Not quite the whole open source hog, but at least balance out the "fresh eyes" of the crooks with some "fresh eyes" of reputable bug hunters?
(Big corporate source code dumps are…well, less interesting than might at first be thought…most code is dulllllllll. When the NT sources got pwned years back, everyone waited for the wheels to come off, but they didn't. Not any more than usual, anyway π
I wasn't aware I had any adobe password or account but I received this warning so where do I go from here?
Ditto I got the warning email (Important Password Reset Information 6 Nov 2013), but when I went to change the Password it did not recognise me!

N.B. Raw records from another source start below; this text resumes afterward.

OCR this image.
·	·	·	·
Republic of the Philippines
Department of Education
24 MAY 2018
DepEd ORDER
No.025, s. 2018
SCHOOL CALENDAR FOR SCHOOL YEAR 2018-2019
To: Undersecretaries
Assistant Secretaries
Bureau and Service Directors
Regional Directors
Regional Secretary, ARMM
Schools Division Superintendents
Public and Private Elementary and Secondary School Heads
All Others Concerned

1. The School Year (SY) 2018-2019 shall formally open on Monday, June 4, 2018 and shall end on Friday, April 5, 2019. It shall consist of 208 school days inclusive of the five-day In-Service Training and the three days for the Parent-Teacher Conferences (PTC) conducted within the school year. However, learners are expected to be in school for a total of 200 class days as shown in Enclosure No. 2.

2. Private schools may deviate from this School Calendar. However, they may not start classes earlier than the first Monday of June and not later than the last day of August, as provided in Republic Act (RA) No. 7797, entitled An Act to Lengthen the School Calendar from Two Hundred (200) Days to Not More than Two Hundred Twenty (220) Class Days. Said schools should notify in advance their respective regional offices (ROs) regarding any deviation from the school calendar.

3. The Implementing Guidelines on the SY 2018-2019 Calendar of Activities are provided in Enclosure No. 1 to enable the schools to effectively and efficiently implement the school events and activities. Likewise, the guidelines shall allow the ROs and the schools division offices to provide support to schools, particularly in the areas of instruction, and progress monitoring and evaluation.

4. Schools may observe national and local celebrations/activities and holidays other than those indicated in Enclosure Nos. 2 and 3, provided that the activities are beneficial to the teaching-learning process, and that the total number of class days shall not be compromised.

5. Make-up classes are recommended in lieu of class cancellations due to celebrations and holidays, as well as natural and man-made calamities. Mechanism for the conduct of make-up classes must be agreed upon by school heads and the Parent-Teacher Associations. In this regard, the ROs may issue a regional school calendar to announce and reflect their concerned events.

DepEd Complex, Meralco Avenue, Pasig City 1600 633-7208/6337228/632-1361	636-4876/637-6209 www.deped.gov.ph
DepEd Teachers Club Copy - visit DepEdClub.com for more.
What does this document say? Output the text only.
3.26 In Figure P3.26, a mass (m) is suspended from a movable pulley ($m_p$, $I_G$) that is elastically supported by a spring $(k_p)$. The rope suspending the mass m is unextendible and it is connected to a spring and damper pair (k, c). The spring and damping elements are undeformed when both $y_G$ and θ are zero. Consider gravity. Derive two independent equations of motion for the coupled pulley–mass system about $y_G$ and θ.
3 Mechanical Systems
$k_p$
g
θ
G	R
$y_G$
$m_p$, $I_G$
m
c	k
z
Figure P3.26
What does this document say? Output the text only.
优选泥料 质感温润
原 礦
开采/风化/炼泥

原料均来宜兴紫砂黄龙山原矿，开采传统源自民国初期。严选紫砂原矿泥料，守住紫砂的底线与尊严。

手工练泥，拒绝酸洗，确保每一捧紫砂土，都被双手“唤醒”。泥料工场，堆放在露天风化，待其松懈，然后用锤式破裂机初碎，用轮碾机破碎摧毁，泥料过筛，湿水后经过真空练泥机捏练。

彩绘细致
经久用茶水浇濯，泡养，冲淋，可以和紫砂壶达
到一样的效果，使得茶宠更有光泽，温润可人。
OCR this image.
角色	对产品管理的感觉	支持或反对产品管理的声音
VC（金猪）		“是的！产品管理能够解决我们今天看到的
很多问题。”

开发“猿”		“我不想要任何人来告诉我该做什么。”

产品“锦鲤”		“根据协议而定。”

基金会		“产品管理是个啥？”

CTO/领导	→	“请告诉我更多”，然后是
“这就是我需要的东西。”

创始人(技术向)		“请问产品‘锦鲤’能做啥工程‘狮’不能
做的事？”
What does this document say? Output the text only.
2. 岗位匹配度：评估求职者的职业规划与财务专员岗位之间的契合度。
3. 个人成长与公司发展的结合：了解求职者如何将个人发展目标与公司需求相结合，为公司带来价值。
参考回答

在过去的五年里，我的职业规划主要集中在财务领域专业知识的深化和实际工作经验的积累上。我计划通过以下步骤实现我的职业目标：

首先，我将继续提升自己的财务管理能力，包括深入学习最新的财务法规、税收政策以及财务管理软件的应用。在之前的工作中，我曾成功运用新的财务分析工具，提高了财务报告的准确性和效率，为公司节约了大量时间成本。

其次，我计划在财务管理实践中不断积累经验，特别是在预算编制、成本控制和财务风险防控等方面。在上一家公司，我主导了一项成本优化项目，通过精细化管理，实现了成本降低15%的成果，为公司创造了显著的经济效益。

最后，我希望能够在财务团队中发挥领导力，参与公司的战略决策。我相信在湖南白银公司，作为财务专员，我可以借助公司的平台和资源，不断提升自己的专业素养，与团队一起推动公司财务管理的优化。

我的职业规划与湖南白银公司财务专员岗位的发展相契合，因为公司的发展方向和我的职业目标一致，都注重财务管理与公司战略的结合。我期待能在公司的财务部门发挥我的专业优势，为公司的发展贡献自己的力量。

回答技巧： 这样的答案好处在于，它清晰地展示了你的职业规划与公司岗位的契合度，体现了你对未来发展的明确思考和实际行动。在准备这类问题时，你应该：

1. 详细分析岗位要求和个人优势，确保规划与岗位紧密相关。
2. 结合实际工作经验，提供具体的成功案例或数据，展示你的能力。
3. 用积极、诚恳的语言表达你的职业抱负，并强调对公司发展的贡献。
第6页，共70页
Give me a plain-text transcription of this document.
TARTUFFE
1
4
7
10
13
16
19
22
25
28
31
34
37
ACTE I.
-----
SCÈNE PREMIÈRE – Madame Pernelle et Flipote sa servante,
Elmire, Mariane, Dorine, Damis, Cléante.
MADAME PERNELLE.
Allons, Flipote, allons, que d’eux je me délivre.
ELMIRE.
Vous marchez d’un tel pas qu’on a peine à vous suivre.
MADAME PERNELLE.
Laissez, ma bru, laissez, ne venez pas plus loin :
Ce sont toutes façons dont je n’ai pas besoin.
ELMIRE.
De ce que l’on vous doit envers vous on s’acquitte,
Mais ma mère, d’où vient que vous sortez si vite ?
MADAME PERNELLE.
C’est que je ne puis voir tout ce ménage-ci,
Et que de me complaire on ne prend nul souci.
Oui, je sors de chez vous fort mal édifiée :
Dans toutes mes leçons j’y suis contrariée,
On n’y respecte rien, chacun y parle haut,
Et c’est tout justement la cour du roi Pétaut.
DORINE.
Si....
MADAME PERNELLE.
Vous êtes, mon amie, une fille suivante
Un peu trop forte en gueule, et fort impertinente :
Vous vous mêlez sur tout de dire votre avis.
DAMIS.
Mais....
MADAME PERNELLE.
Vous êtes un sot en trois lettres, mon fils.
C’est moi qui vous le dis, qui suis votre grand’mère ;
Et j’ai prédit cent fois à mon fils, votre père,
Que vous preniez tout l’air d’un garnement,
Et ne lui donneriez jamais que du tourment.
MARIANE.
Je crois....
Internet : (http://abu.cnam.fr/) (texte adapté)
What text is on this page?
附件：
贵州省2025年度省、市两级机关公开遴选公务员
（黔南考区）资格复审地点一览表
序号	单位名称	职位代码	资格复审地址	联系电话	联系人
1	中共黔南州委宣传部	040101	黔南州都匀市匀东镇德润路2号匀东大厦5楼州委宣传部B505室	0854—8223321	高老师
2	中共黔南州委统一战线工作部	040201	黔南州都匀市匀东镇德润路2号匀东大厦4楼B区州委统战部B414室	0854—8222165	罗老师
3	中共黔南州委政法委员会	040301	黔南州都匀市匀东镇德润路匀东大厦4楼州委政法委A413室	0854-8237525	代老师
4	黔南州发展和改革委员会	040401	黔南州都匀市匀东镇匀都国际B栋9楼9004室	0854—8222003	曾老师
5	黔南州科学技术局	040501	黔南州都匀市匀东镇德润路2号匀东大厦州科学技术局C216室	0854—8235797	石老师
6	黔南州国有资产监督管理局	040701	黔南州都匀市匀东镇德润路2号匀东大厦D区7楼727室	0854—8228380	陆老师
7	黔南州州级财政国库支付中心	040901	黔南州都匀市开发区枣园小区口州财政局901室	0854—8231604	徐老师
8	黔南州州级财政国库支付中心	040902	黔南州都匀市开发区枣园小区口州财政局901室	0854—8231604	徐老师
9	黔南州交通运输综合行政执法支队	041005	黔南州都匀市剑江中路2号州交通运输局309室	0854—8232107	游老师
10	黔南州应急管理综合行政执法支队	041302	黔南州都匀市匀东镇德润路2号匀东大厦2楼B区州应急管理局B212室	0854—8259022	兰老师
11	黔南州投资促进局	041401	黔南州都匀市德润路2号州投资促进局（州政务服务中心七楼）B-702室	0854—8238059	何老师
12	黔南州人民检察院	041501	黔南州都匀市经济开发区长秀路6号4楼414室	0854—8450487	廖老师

The warning came from email@mail.adobesystems.com – which is initially worrying, but
– adobesystems.com is according to Norton SafeWeb “OK”
– netcraft confirm that hostmaster@adobe.com is the DNS admin for adobesystems.com
So I presume that it is genuine.
The link in the email eventually dumps me at
https://www.adobe.com/account/sign-in.adobedotcom.html?passwordReset=true
which again looks OK
But if I enter the email address that they used to contact me, the page returns:
The provided email address could not be matched to an account on file. Please try again.
And suggests that I drop the “.uk” from my email address! (It does not match that email address either – not that I expected it to!)
What is going on?
I downloaded Adobe Reader about 10 days ago. I don't believe I have an Adobe password but I am not sure. How can I find out ?
Barbara
How do you kill a zombie (tip no 1 on this podcast)? ~And patch it?
Use a reputable anti-virus program – if it detects a bot/zombie, it should offer to clean it up, which is what you want.
If you like, you can use the Sophos Virus Removal Tool for Windows (or Sophos Anti-Virus for Mac, if you are an OS X user) for free:
http://www.sophos.com/en-us/products/free-tools.a…
(But beware of programs that do a virus scan for free but suddenly ask for money as soon as they find something – you should assume that sort of behaviour is a scam. Guess what? They inevitably "find" something π
Like LJT and Barbara above, I have used Adobe Reader via download for years, but never had an account or password that I am aware of. Now what???